FDIC v. Citi?
The Wall Street Journal’s Damian Paletta, citing “people familiar with the matter,” writes of a showdown between FDIC Chief Sheila Bair and CitiGroup CEO Vikram Pandit. Basically, if the story is to be believed, Bair is the only federal regulator who is pushing to rein in the giant bank—and to ditch its CEO.
It may not be coincidental that Bair’s agency has the most exposure to Citi losses, having agreed to an unprecedented $300 billion “loss sharing” deal.
The story has its juicy bits, including the claim that, after Bair backed a surprise takeover of Wachovia by Wells Fargo over Citi’s bid, Pandit unleashed obscenities about her during a 2 a.m. conference call. But the story’s main points are all about policy—and the important question of just who gets to oversee a colossus like Citi. It’s clear who the bank prefers:
“The FDIC is our tertiary regulator,” behind the Office of the Comptroller of the Currency and the Federal Reserve, said Ned Kelly, Citigroup’s chief financial officer.
The bank is too big to fail, too big to succeed, and too big to regulate, it seems. Kelly left out the 50 state insurance commissioners who regulated Citi’s various insurance subsidiaries until it sold those in 2005, and arguably should have been allowed to regulate the credit default swaps (insurance by another name) in which its finance arms and hedge funds involved themselves.

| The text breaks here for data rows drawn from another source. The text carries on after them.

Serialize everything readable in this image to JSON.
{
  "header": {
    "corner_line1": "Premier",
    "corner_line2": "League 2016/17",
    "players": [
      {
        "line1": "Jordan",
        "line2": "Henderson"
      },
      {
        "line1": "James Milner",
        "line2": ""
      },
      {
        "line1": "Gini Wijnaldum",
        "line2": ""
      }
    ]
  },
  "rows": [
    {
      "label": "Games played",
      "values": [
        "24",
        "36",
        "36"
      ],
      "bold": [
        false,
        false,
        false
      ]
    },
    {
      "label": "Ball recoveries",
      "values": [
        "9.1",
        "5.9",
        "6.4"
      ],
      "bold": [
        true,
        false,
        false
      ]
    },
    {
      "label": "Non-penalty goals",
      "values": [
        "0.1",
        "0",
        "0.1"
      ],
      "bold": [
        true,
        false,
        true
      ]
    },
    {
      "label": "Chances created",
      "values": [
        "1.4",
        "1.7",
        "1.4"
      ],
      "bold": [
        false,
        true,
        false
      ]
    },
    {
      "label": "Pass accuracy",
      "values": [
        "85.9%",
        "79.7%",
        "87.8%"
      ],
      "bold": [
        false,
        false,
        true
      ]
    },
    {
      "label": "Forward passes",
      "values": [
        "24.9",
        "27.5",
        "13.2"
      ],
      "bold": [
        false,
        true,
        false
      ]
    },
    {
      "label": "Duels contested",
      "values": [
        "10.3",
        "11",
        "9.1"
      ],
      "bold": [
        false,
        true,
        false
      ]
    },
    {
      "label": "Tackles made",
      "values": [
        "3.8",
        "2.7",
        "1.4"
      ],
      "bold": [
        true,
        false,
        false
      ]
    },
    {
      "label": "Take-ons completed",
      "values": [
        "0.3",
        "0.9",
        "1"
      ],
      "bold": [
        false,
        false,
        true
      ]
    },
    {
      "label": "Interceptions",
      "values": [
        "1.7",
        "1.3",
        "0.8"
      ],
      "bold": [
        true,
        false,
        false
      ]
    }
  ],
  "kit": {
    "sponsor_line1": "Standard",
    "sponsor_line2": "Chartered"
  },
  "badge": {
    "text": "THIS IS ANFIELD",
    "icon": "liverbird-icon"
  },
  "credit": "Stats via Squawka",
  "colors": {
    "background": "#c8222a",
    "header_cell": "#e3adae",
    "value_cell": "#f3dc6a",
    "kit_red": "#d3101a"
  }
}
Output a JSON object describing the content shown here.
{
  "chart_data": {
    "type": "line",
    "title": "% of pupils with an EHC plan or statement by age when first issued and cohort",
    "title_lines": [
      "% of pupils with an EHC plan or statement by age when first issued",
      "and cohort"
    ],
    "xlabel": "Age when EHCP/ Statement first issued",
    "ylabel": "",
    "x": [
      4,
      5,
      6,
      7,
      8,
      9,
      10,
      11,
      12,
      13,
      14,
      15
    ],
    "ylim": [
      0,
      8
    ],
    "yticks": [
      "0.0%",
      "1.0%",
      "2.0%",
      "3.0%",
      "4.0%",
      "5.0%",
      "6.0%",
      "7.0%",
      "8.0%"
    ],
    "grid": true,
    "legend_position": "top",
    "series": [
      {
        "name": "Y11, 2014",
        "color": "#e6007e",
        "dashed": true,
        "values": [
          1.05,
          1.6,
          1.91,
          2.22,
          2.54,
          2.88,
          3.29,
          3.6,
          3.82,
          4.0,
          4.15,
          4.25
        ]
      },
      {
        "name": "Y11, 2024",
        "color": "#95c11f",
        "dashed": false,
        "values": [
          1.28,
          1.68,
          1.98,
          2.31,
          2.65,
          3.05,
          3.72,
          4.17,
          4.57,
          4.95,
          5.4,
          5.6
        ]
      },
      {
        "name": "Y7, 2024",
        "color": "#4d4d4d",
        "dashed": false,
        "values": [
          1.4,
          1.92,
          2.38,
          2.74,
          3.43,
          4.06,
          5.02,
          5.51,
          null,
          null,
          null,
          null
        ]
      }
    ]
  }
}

Citi is not an academic issue. As the WSJ reminds us, we all own 34 percent of it now. And this “turf battle” among the regulators is also relevant, if not well-timed:
The FDIC’s aggressive stance comes just ahead of the Obama administration’s big revamp of financial oversight, which is expected in mid-June. Several regulators, including the FDIC, are hoping to win additional powers, and some may end up losing authority.
Root for Bair, I think. Back during the last banking scandal, the one populated by quaint little billion-dollar S&Ls filled with what now look like minor-league crooks, FDIC officials seized them despite their executives’ protests. The S&Ls each in turn claimed to be solvent; the FDIC, according to its investigator at the time, “knew they were lying.”
This time it’s different, not because the banks aren’t lying about their solvency, but because they’re now so powerful they can scare the government into propping them up.
Citi is like an elephant, its regulators like the proverbial blind men who strained to describe it by touch.
Bair has her hand near the beast’s business end, though, and her nose seems to be telling her something her fellows ought to be smelling by now.